Investing.com - The Canadian dollar ended the week lower against the U.S. dollar on Friday, following the release of weaker-than-expected domestic data on retail sales and tame inflation data.
USD/CAD hit 1.1196, the strongest level since January 31 and was last up 0.09% to 1.1108. For the week, the pair advanced 1.40%.
The pair was likely to find support at 1.1059, Thursday’s low and resistance at 1.1223, the high of January 31 and a four-and-a-half year high.
The loonie, as the Canadian dollar is also known, hit session lows after Statistics Canada reported that December retail sales tumbled 1.8% from November. Economists had expected a drop of 0.5%.
Canada’s dollar retraced some of these losses after a separate report showed that the rate of consumer inflation accelerated by 1.5% in January from a year earlier. This was higher than the 1.3% increase forecast by economists, but remained well below the Bank of Canada’s 2% target.
The data indicated that the BoC is likely to keep rates on hold for some time to come.
The U.S. dollar came under pressure after data showed that U.S. existing home sales fell by a larger-than-forecast 5.1% in January, dropping to an 18-month low.
However, investors continued to look past a recent series of disappointing U.S. economic reports, attributing them to severely cold winter weather.
Wednesday’s minutes of the Federal Reserve’s January meeting showed that officials agreed the current pace of reductions to the bank’s asset purchase program would remain unchanged, so long as the economy shows signs of improvement.
Official also discussed when to begin raising interest rates, the minutes said.
The U.S. central bank is currently purchasing $65 billion of assets per month.
Dallas Fed President Richard Fisher said Friday that the central bank should continue to taper its asset-purchase program.
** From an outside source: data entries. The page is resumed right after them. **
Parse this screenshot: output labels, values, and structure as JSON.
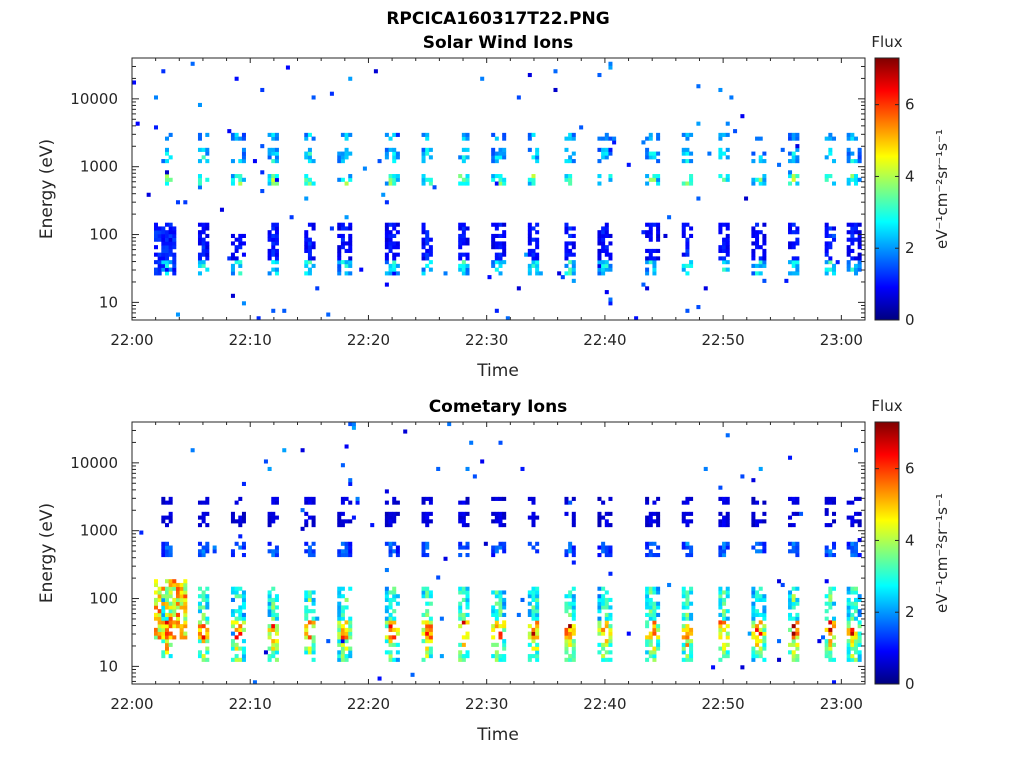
{
  "figure": {
    "title": "RPCICA160317T22.PNG"
  },
  "colors": {
    "axis": "#262626",
    "background": "#ffffff",
    "colormap": [
      "#00007f",
      "#0000ff",
      "#007fff",
      "#00ffff",
      "#7fff7f",
      "#ffff00",
      "#ff7f00",
      "#ff0000",
      "#7f0000"
    ]
  },
  "chart_data": [
    {
      "type": "heatmap",
      "title": "Solar Wind Ions",
      "xlabel": "Time",
      "ylabel": "Energy (eV)",
      "y_scale": "log",
      "x_range": [
        "22:00",
        "23:02"
      ],
      "y_range": [
        5.5,
        40000
      ],
      "x_ticks": [
        "22:00",
        "22:10",
        "22:20",
        "22:30",
        "22:40",
        "22:50",
        "23:00"
      ],
      "y_ticks": [
        "10",
        "100",
        "1000",
        "10000"
      ],
      "y_tick_values": [
        10,
        100,
        1000,
        10000
      ],
      "colorbar": {
        "label": "Flux",
        "unit": "eV⁻¹cm⁻²sr⁻¹s⁻¹",
        "range": [
          0,
          7.3
        ],
        "ticks": [
          "0",
          "2",
          "4",
          "6"
        ],
        "tick_values": [
          0,
          2,
          4,
          6
        ]
      },
      "pulse_period_min": 3.2,
      "pulse_times": [
        "22:03",
        "22:06",
        "22:09",
        "22:12",
        "22:15",
        "22:18",
        "22:22",
        "22:25",
        "22:28",
        "22:31",
        "22:34",
        "22:37",
        "22:40",
        "22:44",
        "22:47",
        "22:50",
        "22:53",
        "22:56",
        "22:59",
        "23:01"
      ],
      "features": [
        {
          "energy_min": 500,
          "energy_max": 800,
          "flux": 3.8
        },
        {
          "energy_min": 1200,
          "energy_max": 1800,
          "flux": 2.8
        },
        {
          "energy_min": 2500,
          "energy_max": 3200,
          "flux": 2.5
        },
        {
          "energy_min": 25,
          "energy_max": 40,
          "flux": 3.0
        },
        {
          "energy_min": 40,
          "energy_max": 150,
          "flux": 1.2
        }
      ],
      "burst": {
        "time_start": "22:02",
        "time_end": "22:03",
        "energy_min": 25,
        "energy_max": 150,
        "flux": 1.2
      }
    },
    {
      "type": "heatmap",
      "title": "Cometary Ions",
      "xlabel": "Time",
      "ylabel": "Energy (eV)",
      "y_scale": "log",
      "x_range": [
        "22:00",
        "23:02"
      ],
      "y_range": [
        5.5,
        40000
      ],
      "x_ticks": [
        "22:00",
        "22:10",
        "22:20",
        "22:30",
        "22:40",
        "22:50",
        "23:00"
      ],
      "y_ticks": [
        "10",
        "100",
        "1000",
        "10000"
      ],
      "y_tick_values": [
        10,
        100,
        1000,
        10000
      ],
      "colorbar": {
        "label": "Flux",
        "unit": "eV⁻¹cm⁻²sr⁻¹s⁻¹",
        "range": [
          0,
          7.3
        ],
        "ticks": [
          "0",
          "2",
          "4",
          "6"
        ],
        "tick_values": [
          0,
          2,
          4,
          6
        ]
      },
      "pulse_period_min": 3.2,
      "pulse_times": [
        "22:03",
        "22:06",
        "22:09",
        "22:12",
        "22:15",
        "22:18",
        "22:22",
        "22:25",
        "22:28",
        "22:31",
        "22:34",
        "22:37",
        "22:40",
        "22:44",
        "22:47",
        "22:50",
        "22:53",
        "22:56",
        "22:59",
        "23:01"
      ],
      "features": [
        {
          "energy_min": 25,
          "energy_max": 45,
          "flux": 6.2
        },
        {
          "energy_min": 18,
          "energy_max": 25,
          "flux": 4.8
        },
        {
          "energy_min": 12,
          "energy_max": 18,
          "flux": 4.0
        },
        {
          "energy_min": 50,
          "energy_max": 150,
          "flux": 3.6
        },
        {
          "energy_min": 400,
          "energy_max": 700,
          "flux": 1.8
        },
        {
          "energy_min": 1200,
          "energy_max": 1800,
          "flux": 0.8
        },
        {
          "energy_min": 2500,
          "energy_max": 3200,
          "flux": 0.8
        }
      ],
      "burst": {
        "time_start": "22:02",
        "time_end": "22:04",
        "energy_min": 25,
        "energy_max": 200,
        "flux": 5.0
      }
    }
  ]
}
Separately, St. Louis Fed President James Bullard said the U.S. economy is headed for a good year of growth and he expects the Fed to continue rolling back its stimulus program.
In the week ahead, U.S. data on durable goods orders and consumer confidence will be in focus, while Canada is to publish its monthly report on economic growth on Friday.
Ahead of the coming week, Investing.com has compiled a list of these and other significant events likely to affect the markets. The guide skips Monday, as there are no relevant events on this day.
Tuesday, February 25
The U.S. is to release data on consumer confidence and a private sector report on house price inflation.
Wednesday, February 26
The U.S. is to release data on new home sales, a leading indicator of demand in the housing market.
Thursday, February 27
Canada is to produce data on the current account.
The U.S. is to release data on durable goods orders, a leading indicator of production, and the weekly report on initial jobless claims.
Friday, February 28
Canada is to publish the monthly report on GDP growth, the broadest indicator of economic activity and the leading measure of the economy’s health.
The U.S. is to round up the week with revised data on fourth quarter growth, a report on manufacturing activity in the Chicago region, revised data on consumer sentiment and private sector data on pending home sales.